GCP: Core Services Notes

Cloud Definition⌗

On Demand Resources
Broad Network Access (from anywhere)
Resource Pooling (between many customers)
Rapid Elasticity
Measure Service: Pay as needed

IaaS: Compute Engine
PaaS: AppEngine serverless

Google’s Network carries 40% of the world’s traffic??! [citation needed]

15 GCP Regions currently

Google Cloud Platform’s products and services can be broadly categorized as compute, storage, big data, machine learning, networking and operations and tools.

Google Organization Management⌗

Ownership policies are hierarchal, so from a Google(email) organization, all authority trickles down through folders, GCP Projects, and then to GCP Resources. However, Ownership can be added to an account at the Folder or Project level, and is not revoked by the inherited lower authorization.

The policies implemented at a higher level in this hierarchy can’t take away access that’s granted at a lower level.

IAM⌗

Accounts are always tied to an Google Email account address.

Who
Can do what?
On which Resource?

IAM provides primitive roles to ease configuration.

Viewer: Read only access to service. Examine, but not change its state.
Editor: Deploy applications, modify code, configure services, etc. Allows change in state.
Owner: Invite members, Remove members, create/delete projects, etc
Billing Administrator: manage billing, Add/Remove other billing users.

These roles are an easy start, but are not granular enough for many authorization cases within an organization. Difficult to configure Least-Privilege with the pre-defined roles; custom roles allow for more granular configuration. Obviously, Custom roles must be actively created and applied to projects or at organization levels.

Service Accounts are email identified authentication and authorized to a Google role for access to API services, such as VMs or Applications. By using the same Service Account handed to a group of VMs or Apps, Authorization changes can be made to a single SA, but applied to all its users. SAs can be used to apply Least Privilege effectively between projects and disable potential access mistakes.

GCP Interaction⌗

Access methods:

Web UI
CLI SDK
Mobile App
Web APIs

Web API⌗

RESTful API using JSON and OAuth 2.0, must be enabled via the Google Cloud Web Console. Have quotas and limits, so glhf. APIs Explorer enables searching the vast array of APIs.

Two Client libraries:

Cloud Client Library
- The ideal, open source, hand built libraries
Google API Client Libraries
- Generated client libraries for every Google API. Covers all APIs, but less desireable usability.

Cloud Launcher⌗

Prepackaged software systems which can be automagically deployed into your GCP project’s resources.
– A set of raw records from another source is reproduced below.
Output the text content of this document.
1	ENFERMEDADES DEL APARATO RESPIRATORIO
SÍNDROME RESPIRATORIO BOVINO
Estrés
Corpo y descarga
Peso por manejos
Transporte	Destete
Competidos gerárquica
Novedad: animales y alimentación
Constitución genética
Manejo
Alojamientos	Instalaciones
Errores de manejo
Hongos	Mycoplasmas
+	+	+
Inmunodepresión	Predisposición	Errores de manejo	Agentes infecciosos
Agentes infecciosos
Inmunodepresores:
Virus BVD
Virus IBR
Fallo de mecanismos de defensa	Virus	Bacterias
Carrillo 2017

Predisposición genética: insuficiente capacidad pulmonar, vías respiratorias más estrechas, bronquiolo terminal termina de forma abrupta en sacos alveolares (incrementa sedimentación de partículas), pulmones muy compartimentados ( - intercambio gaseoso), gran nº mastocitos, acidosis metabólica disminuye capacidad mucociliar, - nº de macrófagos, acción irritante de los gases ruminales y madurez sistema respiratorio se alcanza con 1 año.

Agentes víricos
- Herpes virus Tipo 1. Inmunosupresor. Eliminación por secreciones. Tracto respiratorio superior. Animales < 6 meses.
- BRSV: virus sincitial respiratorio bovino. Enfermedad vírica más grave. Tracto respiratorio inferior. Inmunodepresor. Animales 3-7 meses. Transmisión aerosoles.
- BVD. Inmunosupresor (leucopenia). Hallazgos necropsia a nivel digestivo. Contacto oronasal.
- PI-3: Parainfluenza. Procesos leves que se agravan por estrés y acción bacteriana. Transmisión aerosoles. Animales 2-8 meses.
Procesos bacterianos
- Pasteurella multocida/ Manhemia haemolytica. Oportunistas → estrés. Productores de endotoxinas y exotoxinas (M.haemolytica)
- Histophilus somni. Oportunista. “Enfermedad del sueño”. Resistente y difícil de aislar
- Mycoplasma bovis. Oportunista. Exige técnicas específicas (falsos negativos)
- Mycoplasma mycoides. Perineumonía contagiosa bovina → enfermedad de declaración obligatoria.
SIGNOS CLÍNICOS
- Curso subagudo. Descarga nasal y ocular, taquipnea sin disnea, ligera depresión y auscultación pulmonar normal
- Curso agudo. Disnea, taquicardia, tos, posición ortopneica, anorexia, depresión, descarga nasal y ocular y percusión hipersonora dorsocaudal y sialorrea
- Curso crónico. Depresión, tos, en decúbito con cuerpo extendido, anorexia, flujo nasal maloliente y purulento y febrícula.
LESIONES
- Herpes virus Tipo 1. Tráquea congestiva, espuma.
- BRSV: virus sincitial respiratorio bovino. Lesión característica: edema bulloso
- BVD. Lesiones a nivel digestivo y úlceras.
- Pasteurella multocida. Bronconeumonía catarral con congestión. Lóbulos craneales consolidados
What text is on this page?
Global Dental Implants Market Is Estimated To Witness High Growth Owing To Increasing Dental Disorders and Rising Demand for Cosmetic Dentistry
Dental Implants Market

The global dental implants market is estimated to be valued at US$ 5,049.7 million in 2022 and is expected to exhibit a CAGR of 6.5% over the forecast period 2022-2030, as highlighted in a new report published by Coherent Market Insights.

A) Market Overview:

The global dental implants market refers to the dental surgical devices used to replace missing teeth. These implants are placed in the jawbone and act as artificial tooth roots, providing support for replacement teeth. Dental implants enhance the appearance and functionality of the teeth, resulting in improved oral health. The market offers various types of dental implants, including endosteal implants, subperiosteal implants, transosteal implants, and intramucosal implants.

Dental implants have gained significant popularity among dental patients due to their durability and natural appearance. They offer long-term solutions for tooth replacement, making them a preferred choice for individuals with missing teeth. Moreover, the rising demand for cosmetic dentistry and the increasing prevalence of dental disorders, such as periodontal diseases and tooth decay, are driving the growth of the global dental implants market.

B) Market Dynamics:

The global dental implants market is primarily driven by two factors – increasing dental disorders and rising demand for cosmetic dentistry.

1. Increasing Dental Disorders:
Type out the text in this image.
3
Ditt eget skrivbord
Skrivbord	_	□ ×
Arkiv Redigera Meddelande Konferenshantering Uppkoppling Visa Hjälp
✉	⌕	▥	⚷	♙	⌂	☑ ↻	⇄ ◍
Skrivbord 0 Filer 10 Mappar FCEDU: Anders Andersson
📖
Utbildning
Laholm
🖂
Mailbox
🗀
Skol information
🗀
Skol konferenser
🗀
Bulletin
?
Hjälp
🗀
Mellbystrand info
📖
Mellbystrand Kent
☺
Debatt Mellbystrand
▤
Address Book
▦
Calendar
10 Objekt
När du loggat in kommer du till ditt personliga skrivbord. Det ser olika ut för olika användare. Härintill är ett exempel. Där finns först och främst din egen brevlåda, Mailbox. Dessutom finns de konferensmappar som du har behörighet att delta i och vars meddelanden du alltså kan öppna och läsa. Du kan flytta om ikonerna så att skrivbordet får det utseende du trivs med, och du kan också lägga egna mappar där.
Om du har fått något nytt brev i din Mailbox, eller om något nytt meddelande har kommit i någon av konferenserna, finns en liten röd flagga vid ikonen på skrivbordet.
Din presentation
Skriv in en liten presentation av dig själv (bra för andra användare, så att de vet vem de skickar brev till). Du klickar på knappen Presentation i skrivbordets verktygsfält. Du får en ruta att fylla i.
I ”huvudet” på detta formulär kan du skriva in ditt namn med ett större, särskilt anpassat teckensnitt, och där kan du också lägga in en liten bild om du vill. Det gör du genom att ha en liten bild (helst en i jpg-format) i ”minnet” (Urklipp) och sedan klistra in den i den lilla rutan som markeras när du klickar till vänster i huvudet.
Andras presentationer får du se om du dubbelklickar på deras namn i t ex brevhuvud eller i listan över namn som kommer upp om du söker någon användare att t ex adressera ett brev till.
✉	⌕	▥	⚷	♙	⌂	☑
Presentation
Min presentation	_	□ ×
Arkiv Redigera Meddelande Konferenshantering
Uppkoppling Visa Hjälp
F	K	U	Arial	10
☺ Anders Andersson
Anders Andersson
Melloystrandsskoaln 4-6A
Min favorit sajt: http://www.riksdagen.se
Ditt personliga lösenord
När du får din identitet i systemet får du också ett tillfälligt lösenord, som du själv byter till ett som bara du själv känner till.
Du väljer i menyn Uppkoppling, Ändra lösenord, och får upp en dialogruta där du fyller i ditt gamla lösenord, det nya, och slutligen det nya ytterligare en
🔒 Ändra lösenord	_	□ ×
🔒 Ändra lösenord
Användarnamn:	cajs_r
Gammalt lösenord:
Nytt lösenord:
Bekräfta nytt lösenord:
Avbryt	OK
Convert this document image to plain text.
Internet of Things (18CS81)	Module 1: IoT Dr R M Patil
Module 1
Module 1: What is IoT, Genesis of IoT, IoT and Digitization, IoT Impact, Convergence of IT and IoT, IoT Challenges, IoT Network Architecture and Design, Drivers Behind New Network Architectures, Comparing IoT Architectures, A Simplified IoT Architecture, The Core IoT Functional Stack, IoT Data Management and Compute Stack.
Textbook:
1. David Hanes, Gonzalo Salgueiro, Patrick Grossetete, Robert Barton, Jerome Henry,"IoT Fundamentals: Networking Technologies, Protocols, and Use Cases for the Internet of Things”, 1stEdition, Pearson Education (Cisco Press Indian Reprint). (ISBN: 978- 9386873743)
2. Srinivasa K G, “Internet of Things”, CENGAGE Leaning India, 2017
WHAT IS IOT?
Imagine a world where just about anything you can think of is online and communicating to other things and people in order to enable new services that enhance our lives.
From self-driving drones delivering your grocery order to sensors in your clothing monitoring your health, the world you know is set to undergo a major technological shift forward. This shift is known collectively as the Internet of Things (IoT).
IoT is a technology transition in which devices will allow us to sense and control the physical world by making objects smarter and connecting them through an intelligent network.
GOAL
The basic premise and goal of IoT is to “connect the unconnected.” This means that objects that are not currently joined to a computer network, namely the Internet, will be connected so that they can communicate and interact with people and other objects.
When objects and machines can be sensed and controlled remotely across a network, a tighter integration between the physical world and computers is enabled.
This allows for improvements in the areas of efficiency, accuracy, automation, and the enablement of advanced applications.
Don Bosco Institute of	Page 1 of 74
Can be configured/modified before launch, security updates to the deployed software are up to the owners.

GCP VM Worlds⌗

VPC Networking⌗

Networks and subnets can span across regions/zones.
Changes can be made to configuration which will no disrupt the IP addresses of existing VMs.

Cloud Load Balancing⌗

Direct traffic to a single, global anycast IP address
Traffic goes over the Google Backbone from closest point of presensce to the requesting User.
Backends are selected based on Load.
Only healthy backends receive traffic.
No pre-warming is required.
Global HTTP(s): Layer 7 load balancing based on load. URL Routing capable.
Global SSL Proxy: Layer 4 load balancing of non-HTTPs SSL traffic based on load, for specific port numbers.
Global TCP Proxy: Layer 4 load balancing of non-SSL TCP traffic, supported on specific port numbers.
Regional: load balancing of any network protocol and port number.
Regional Internal: Load balancing inside a VPC, used for internal routing of applications.

Google DNS enables customers to use 8.8.8.8. Allows controlling DNS Zones and records around the world.

VPNs⌗

VPN(IPSec + Cloud Router): Secure multi Gbps connection over VPN tunnels
Direct Peering: Private connection between customers and Google for hybrid cloud workloads
Carrier Peering: Connection through the largest partner network of service providers.
Dedicated Interconnect: Connect NX 10G transport circuits for private cloud traffic to Google Cloud at Google POPs.

Peering not covered by Google Service level agreement, Dedicated Interconnect uses approved hardware and is covered by SLA.

Storage⌗

Cloud Storage⌗

Fully managed scaling object storage with high durability and availability. Addressed by URLs, but it is not a filesystem for OSes. Organized into Buckets, which are immutable. Data encryption at rest, data in transit is encrypted by default.

ACLs allow finer controls to access to buckets. Two components: Scope(who) and a Permission(action).

Cloud storage versioning, enable history of modifications of objects. Cloud storate lifecycle management policies; eg delete revisions > 365 days old.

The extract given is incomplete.